Nakiri : le couteau à légumes japonais expliqué
Le nakiri (菜切包丁) est le couteau qui fait tomber les cuisiniers français amoureux des lames japonaises. Il ne fait qu'une seule chose — couper les légumes — mais il le fait tellement mieux que n'importe quel autre couteau qu'une fois qu'on l'a utilisé pendant une semaine, revenir à un couteau de chef pour les oignons donne l'impression d'une rétrogradation à chaque fois.
Qu'est-ce qu'un nakiri ?
Le nakiri est un couteau à légumes rectangulaire à double biseau, tranchant plat du talon à la pointe, bout carré et émoussé, longueur de lame de 160-180 mm. Toute sa philosophie de conception est construite autour d'une seule technique : la coupe poussée droite. Vous posez la lame sur l'aliment, la poussez vers l'avant et le bas, puis la soulevez droit — pas de bascule, pas de sciage, pas de travail à la pointe.
Pourquoi il est si performant sur les légumes
Un couteau de chef a un tranchant courbé : seule une petite portion est en contact avec la planche à chaque instant. Le tranchant plat du nakiri est en contact sur toute sa longueur simultanément, ce qui signifie que chaque millimètre de la lame coupe à chaque mouvement. Sur un demi-chou, une pomme de terre ou un concombre, cela double la quantité coupée par mouvement.

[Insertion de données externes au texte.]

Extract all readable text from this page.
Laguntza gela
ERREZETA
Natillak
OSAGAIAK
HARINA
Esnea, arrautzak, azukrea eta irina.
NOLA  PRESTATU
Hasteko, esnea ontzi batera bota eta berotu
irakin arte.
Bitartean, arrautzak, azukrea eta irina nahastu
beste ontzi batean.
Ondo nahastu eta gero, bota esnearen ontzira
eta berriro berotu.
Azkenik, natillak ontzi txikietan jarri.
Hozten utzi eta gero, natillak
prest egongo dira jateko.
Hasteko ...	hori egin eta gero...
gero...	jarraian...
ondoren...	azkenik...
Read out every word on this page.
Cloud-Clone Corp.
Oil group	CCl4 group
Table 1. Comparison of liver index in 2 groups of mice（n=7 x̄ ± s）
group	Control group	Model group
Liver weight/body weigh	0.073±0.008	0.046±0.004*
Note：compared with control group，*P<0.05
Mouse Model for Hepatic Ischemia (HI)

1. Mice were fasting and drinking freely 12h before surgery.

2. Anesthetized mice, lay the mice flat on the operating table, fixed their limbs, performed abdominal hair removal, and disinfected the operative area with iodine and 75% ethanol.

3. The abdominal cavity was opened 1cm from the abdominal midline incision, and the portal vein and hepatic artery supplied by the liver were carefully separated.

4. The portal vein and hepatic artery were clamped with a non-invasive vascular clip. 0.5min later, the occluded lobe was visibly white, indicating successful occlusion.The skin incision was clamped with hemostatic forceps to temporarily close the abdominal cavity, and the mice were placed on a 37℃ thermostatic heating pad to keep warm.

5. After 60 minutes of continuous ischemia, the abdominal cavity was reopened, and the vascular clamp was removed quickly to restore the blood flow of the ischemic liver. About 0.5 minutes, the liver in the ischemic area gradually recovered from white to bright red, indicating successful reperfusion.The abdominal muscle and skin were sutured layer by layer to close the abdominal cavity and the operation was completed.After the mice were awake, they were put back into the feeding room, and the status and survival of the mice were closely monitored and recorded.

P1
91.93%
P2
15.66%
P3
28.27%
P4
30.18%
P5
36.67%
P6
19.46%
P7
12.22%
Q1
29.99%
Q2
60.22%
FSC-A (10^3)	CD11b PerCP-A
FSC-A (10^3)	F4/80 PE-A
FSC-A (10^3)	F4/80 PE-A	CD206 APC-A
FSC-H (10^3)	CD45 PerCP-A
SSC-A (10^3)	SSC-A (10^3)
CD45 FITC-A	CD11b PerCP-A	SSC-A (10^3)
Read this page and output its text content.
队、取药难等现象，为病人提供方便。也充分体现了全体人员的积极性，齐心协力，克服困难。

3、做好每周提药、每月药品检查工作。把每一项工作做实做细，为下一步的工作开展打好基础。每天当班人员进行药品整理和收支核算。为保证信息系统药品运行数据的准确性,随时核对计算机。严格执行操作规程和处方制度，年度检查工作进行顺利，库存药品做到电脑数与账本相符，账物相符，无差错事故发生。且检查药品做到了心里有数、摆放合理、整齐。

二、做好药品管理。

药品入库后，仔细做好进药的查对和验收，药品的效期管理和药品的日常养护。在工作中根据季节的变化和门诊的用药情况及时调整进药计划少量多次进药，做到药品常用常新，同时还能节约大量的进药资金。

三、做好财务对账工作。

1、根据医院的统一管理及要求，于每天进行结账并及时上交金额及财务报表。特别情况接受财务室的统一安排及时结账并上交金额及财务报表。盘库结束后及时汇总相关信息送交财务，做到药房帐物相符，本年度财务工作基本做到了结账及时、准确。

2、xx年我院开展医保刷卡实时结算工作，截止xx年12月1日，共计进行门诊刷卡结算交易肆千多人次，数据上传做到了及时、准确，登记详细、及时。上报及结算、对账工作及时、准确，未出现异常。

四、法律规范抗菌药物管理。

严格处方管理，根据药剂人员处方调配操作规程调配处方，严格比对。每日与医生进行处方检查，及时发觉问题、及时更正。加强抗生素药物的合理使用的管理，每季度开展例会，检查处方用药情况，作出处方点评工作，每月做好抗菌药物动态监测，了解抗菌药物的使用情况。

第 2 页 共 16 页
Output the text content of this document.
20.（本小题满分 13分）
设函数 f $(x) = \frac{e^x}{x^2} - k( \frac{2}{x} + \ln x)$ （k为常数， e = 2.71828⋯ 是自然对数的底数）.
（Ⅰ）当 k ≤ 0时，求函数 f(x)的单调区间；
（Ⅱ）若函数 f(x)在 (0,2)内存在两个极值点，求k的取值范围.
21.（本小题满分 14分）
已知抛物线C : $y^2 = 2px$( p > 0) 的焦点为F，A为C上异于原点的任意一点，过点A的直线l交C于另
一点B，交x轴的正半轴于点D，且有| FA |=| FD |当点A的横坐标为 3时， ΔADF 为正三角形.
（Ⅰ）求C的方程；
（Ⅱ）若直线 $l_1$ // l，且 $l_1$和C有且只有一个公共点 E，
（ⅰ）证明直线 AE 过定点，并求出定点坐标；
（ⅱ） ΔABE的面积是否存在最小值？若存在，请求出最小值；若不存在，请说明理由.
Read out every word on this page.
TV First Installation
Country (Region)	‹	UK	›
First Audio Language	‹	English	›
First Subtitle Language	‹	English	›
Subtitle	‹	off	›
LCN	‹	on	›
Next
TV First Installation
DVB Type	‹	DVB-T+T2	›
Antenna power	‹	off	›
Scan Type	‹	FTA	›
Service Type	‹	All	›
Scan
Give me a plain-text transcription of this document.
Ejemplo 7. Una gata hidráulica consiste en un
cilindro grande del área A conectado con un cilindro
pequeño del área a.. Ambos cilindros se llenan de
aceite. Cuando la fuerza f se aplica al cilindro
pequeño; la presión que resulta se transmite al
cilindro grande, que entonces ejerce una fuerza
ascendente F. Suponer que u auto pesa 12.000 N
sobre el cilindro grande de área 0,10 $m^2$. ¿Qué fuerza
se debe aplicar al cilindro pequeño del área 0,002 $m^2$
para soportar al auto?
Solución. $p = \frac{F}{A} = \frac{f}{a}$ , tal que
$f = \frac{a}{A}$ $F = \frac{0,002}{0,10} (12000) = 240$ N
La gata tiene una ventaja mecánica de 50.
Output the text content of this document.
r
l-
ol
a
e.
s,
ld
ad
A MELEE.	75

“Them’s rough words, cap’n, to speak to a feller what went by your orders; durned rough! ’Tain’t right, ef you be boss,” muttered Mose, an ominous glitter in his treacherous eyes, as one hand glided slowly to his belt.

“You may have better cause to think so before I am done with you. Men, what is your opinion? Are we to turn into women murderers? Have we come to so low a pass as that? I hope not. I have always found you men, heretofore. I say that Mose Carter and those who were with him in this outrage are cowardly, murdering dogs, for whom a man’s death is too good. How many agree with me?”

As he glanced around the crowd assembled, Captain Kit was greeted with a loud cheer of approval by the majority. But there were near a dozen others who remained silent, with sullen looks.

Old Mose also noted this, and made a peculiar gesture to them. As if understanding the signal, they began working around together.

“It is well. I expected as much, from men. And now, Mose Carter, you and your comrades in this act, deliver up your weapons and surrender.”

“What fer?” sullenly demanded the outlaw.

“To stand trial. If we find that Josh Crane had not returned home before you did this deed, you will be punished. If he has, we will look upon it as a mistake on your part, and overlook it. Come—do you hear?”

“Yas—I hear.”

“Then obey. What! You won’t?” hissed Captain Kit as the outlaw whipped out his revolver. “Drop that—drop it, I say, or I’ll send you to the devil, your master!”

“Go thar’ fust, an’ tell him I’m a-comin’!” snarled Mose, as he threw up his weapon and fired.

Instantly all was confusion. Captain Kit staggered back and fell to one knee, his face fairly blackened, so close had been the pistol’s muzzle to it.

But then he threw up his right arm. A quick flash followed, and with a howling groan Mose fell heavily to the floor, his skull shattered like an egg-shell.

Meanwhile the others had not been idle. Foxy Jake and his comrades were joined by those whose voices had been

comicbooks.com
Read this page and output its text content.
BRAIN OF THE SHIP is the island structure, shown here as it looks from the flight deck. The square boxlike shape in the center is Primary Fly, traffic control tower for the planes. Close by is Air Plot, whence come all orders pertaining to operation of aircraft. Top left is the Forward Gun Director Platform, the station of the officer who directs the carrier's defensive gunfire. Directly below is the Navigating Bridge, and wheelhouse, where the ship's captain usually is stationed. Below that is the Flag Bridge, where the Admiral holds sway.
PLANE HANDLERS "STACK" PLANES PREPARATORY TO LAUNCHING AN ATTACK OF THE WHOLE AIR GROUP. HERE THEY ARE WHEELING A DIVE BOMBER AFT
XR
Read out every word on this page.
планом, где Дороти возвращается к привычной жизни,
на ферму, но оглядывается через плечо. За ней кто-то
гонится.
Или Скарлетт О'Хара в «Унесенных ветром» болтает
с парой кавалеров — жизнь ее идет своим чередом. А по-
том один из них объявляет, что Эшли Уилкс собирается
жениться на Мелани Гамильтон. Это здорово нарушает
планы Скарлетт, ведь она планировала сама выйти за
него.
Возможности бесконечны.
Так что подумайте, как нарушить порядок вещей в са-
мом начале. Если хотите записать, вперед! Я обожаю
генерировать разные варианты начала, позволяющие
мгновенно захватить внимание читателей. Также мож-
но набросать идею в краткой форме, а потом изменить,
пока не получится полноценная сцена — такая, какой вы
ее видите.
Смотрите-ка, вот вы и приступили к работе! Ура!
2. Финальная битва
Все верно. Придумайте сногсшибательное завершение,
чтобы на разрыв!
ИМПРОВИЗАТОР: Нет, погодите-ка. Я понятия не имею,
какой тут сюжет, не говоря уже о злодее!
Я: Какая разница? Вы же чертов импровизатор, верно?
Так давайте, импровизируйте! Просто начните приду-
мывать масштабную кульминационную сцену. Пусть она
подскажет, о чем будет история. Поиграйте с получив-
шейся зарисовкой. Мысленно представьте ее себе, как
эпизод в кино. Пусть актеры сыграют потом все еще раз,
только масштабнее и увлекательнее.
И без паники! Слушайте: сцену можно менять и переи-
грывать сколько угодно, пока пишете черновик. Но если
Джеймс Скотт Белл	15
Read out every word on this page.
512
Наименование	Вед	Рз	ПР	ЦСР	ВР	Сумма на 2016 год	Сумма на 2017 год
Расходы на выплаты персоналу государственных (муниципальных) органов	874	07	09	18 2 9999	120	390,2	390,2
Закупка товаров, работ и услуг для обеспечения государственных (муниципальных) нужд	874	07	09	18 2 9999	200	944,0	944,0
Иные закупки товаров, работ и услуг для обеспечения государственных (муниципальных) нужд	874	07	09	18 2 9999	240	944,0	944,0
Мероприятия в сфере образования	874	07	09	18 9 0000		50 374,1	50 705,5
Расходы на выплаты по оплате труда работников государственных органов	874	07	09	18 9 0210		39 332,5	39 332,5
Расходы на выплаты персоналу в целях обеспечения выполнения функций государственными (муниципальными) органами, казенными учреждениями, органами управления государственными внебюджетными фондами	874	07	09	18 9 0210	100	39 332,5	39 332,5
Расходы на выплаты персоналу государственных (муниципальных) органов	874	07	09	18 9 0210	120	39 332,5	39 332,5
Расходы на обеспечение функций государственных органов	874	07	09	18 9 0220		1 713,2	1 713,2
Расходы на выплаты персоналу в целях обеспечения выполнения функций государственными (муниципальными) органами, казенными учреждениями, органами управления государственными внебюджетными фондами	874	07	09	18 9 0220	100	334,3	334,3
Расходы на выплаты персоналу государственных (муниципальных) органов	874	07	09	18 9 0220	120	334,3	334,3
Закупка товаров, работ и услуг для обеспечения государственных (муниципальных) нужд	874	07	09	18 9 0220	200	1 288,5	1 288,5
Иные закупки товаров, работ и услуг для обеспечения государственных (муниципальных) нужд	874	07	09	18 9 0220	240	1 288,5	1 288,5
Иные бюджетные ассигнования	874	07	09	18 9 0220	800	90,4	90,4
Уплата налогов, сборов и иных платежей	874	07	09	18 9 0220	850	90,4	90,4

La lame haute et plate rend aussi triviales la julienne et la brunoise — vous tranchez sans lever la pointe, puis pivotez à 90° et coupez à travers les bâtonnets. Le dégagement pour les phalanges (45-55 mm) garde vos doigts au-dessus de la planche à chaque mouvement.
Nakiri ou usuba ?
L'usuba est le grand frère traditionnel du nakiri : biseau simple, professionnel, exige des années de technique pour être bien utilisé, et c'est le standard dans les restaurants kaiseki japonais. Le nakiri est une adaptation domestique du XXe siècle — double biseau, plus facile à affûter, conçu pour des cuisiniers sans maître à qui s'apprentir. Si vous n'êtes pas chef sushi ou kaiseki en exercice, prenez le nakiri, pas l'usuba.
Qui devrait acheter un nakiri ?
Tous ceux qui mangent beaucoup de légumes. Végétariens, cuisines à dominante végétale, ceux qui font de grosses mises en place le week-end, tous ceux qui trouvent le hachage d'oignon pénible. Le nakiri transforme l'une des tâches les plus fastidieuses en l'une des plus rapides.
Vous n'avez pas besoin d'avoir un nakiri comme seul couteau — vous ne devriez probablement pas — mais à côté d'un gyuto ou d'un santoku, c'est l'une des améliorations les plus impactantes que vous puissiez apporter à votre planche à découper.